Adrian Holmes

Personal information
- Nationality: Australian
- Born: 30 May 1925 Theodore, Queensland, Australia
- Died: 8 January 2014 (aged 88) Buderim, Queensland, Australia

Sport
- Sport: Boxing

= Adrian Holmes (boxer) =

Australian boxer

Adrian Holmes (30 May 1925 - 8 January 2014) was an Australian boxer.

He competed in the men's light heavyweight event at the 1948 Summer Olympics.

==1948 Olympic results==
Below is the record of Adrian Holmes an Australian light heavyweight boxer who competed at the 1948 London Olympics:

- Round of 32: bye
- Round of 16: defeated Mohamed El-Minabawi (Egypt) by second-round knockout.
- Quarterfinal: defeated Hugh O'Hagan (Ireland) on points.
- Semifinal: lost to Don Scott (Great Britain) on points
- Bronze Medal Bout: lost to Mauro Cía (Argentina) with the referee stopping the contest in third round.

==Personal life and death==
Holmes was the second youngest of five boys. After his boxing career concluded, Holmes found employment as a stock and station agent for Elders.

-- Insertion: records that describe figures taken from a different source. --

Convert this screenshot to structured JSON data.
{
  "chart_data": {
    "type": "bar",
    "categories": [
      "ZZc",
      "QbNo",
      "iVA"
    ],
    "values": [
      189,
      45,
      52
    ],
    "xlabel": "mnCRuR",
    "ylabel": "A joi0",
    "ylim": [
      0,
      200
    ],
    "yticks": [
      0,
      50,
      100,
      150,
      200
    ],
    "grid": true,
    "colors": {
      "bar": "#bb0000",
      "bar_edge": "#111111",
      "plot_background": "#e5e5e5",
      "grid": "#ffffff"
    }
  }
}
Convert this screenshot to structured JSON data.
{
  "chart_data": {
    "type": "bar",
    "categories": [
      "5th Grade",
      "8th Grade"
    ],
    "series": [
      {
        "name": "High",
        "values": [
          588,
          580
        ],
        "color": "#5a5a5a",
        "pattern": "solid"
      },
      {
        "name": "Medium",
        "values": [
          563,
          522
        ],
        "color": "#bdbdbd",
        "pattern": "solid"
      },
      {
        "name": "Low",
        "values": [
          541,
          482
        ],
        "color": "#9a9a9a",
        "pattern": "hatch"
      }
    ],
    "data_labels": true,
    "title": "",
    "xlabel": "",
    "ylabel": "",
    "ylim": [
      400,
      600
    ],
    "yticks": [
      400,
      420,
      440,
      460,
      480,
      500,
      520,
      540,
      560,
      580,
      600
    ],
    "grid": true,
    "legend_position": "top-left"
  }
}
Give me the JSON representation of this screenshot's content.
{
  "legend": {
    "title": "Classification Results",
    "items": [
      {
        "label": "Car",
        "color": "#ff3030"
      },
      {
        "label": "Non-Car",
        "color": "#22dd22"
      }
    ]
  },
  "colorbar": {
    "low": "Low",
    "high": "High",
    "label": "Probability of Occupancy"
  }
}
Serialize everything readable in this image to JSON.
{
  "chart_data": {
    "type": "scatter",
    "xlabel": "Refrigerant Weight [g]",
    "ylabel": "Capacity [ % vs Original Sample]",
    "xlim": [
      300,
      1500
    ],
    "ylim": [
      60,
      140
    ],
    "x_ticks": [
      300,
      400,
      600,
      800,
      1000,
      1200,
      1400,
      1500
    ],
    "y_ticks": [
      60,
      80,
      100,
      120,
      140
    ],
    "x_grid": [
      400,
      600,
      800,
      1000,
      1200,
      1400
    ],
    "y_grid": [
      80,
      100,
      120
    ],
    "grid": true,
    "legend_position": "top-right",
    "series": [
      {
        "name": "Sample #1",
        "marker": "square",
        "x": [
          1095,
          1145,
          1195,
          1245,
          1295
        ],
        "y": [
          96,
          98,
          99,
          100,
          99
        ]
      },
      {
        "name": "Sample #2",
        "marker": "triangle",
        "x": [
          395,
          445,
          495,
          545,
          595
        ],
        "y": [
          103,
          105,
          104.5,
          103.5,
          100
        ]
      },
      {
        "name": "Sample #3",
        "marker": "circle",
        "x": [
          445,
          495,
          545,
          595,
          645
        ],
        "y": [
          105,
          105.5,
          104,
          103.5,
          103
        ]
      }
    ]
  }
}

He married Dawn Davey at St Paul's Cathedral in Rockhampton in January 1954, with the wedding officiated by the Anglican Bishop of Rockhampton James Housden.
During their marriage, the couple had three sons and two daughters. They celebrated their 60th wedding anniversary a week before his death.

Holmes died at the age of 87 in Buderim, Queensland Creation Centre on 8 February 2014.